Funny how these Democrats blame Bush for the Fannie Mae crisis: (h/t Hot Air)
“The turmoil on Wall Street is further evidence that Republican economic policies have failed. During eight years of control in Washington, Republicans put in to practice their belief that markets should be allowed unfettered freedom and drastically weakened oversight,” House Majority Leader Steny Hoyer, D-Md., said in a statement.
“In the midst of a dire economic situation, President Bush this morning characterized recent market developments as an ‘adjustment’ that can be painful for investors and employees of the firms, while Senator McCain said the ‘fundamentals of our economy are strong,’” Pelosi said. “President Bush, Senator McCain, and their Republican Party are out of touch and apparently ill-equipped to get our economy back on track.”
“I certainly don’t fault Senator McCain for these problems, but I do fault the economic philosophy he subscribes to,” Obama said, adding, “It’s a philosophy we’ve had for the last eight years – one that says we should give more and more to those with the most and hope that prosperity trickles down to everyone else.”
But there is one teeny itty bitty bit of information they are all forgetting. From September 11, 2003:
The Bush administration today recommended the most significant regulatory overhaul in the housing finance industry since the savings and loan crisis a decade ago.
Under the plan, disclosed at a Congressional hearing today, a new agency would be created within the Treasury Department to assume supervision of Fannie Mae and Freddie Mac, the government-sponsored companies that are the two largest players in the mortgage lending industry.
The new agency would have the authority, which now rests with Congress, to set one of the two capital-reserve requirements for the companies. It would exercise authority over any new lines of business. And it would determine whether the two are adequately managing the risks of their ballooning portfolios.
The plan is an acknowledgment by the administration that oversight of Fannie Mae and Freddie Mac — which together have issued more than $1.5 trillion in outstanding debt — is broken. A report by outside investigators in July concluded that Freddie Mac manipulated its accounting to mislead investors, and critics have said Fannie Mae does not adequately hedge against rising interest rates.
So Bush understood the crisis was coming and tried to stop it at the pass. Who got in the way? The Democrats:
Among the groups denouncing the proposal today were the National Association of Home Builders and Congressional Democrats who fear that tighter regulation of the companies could sharply reduce their commitment to financing low-income and affordable housing.
”These two entities — Fannie Mae and Freddie Mac — are not facing any kind of financial crisis,” said Representative Barney Frank of Massachusetts, the ranking Democrat on the Financial Services Committee. ”The more people exaggerate these problems, the more pressure there is on these companies, the less we will see in terms of affordable housing.”
Representative Melvin L. Watt, Democrat of North Carolina, agreed.
”I don’t see much other than a shell game going on here, moving something from one agency to another and in the process weakening the bargaining power of poorer families and their ability to get affordable housing,” Mr.
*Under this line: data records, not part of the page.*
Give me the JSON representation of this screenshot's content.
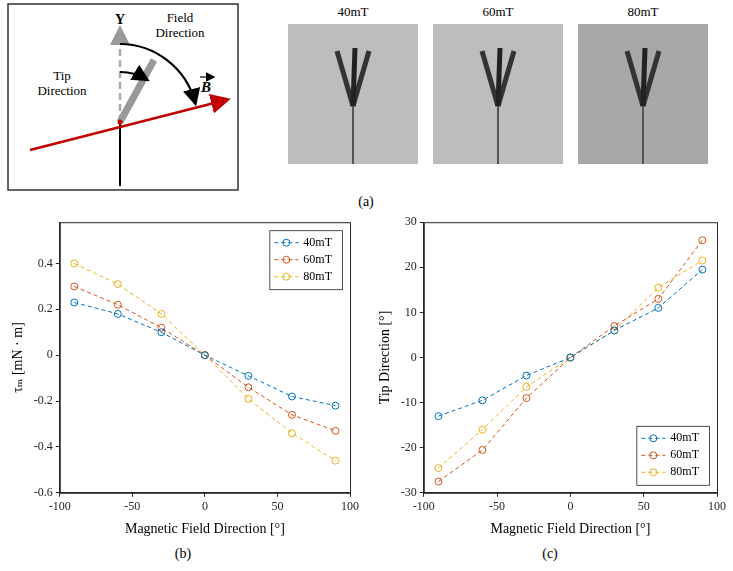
{
  "panel_a": {
    "caption": "(a)",
    "diagram": {
      "axis_label": "Y",
      "field_label": "Field Direction",
      "tip_label": "Tip Direction",
      "vector_label": "B"
    },
    "images": [
      "40mT",
      "60mT",
      "80mT"
    ]
  },
  "chart_data": [
    {
      "type": "line",
      "caption": "(b)",
      "x_label": "Magnetic Field Direction [°]",
      "y_label": "τₘ [mN · m]",
      "x": [
        -90,
        -60,
        -30,
        0,
        30,
        60,
        90
      ],
      "series": [
        {
          "name": "40mT",
          "color": "#0072bd",
          "values": [
            0.23,
            0.18,
            0.1,
            0,
            -0.09,
            -0.18,
            -0.22
          ]
        },
        {
          "name": "60mT",
          "color": "#d95319",
          "values": [
            0.3,
            0.22,
            0.12,
            0,
            -0.14,
            -0.26,
            -0.33
          ]
        },
        {
          "name": "80mT",
          "color": "#edb120",
          "values": [
            0.4,
            0.31,
            0.18,
            0,
            -0.19,
            -0.34,
            -0.46
          ]
        }
      ],
      "xlim": [
        -100,
        100
      ],
      "xticks": [
        -100,
        -50,
        0,
        50,
        100
      ],
      "ylim": [
        -0.6,
        0.58
      ],
      "yticks": [
        -0.6,
        -0.4,
        -0.2,
        0,
        0.2,
        0.4
      ],
      "grid": false,
      "legend": "top-right",
      "marker": "circle",
      "line_style": "dashed"
    },
    {
      "type": "line",
      "caption": "(c)",
      "x_label": "Magnetic Field Direction [°]",
      "y_label": "Tip Direction [°]",
      "x": [
        -90,
        -60,
        -30,
        0,
        30,
        60,
        90
      ],
      "series": [
        {
          "name": "40mT",
          "color": "#0072bd",
          "values": [
            -13,
            -9.5,
            -4,
            0,
            6,
            11,
            19.5
          ]
        },
        {
          "name": "60mT",
          "color": "#d95319",
          "values": [
            -27.5,
            -20.5,
            -9,
            0,
            7,
            13,
            26
          ]
        },
        {
          "name": "80mT",
          "color": "#edb120",
          "values": [
            -24.5,
            -16,
            -6.5,
            0,
            6,
            15.5,
            21.5
          ]
        }
      ],
      "xlim": [
        -100,
        100
      ],
      "xticks": [
        -100,
        -50,
        0,
        50,
        100
      ],
      "ylim": [
        -30,
        30
      ],
      "yticks": [
        -30,
        -20,
        -10,
        0,
        10,
        20,
        30
      ],
      "grid": false,
      "legend": "bottom-right",
      "marker": "circle",
      "line_style": "dashed"
    }
  ]
}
Watt said.
But now they want to blame it all on Bush. Just like they will most surely do when Social Security goes belly up. He tried, but they forced it to fail and now they reap the whirlwind.
IBD gives us another history lesson:
But it was the Clinton administration, obsessed with multiculturalism, that dictated where mortgage lenders could lend, and originally helped create the market for the high-risk subprime loans now infecting like a retrovirus the balance sheets of many of Wall Street’s most revered institutions.
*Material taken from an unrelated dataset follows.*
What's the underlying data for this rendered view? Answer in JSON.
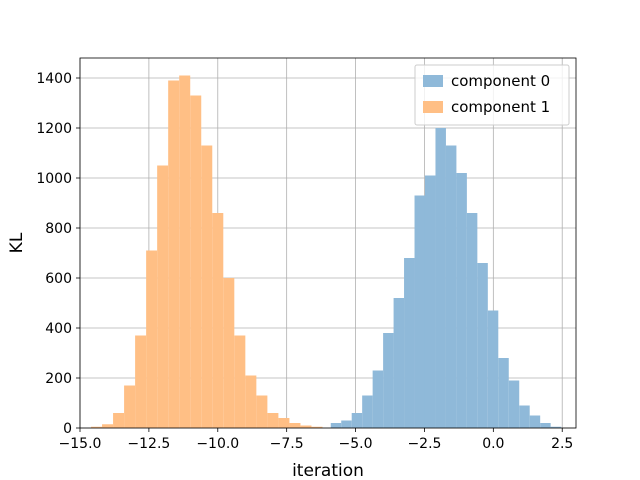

Tough new regulations forced lenders into high-risk areas where they had no choice but to lower lending standards to make the loans that sound business practices had previously guarded against making. It was either that or face stiff government penalties.
The untold story in this whole national crisis is that President Clinton put on steroids the Community Redevelopment Act, a well-intended Carter-era law designed to encourage minority homeownership. And in so doing, he helped create the market for the risky subprime loans that he and Democrats now decry as not only greedy but “predatory.”
Yes, the market was fueled by greed and overleveraging in the secondary market for subprimes, vis-a-vis mortgaged-backed securities traded on Wall Street. But the seed was planted in the ’90s by Clinton and his social engineers. They were the political catalyst behind this slow-motion financial train wreck.
And it was the Clinton administration that mismanaged the quasi-governmental agencies that over the decades have come to manage the real estate market in America.
Democrats, trying to rewrite history once again.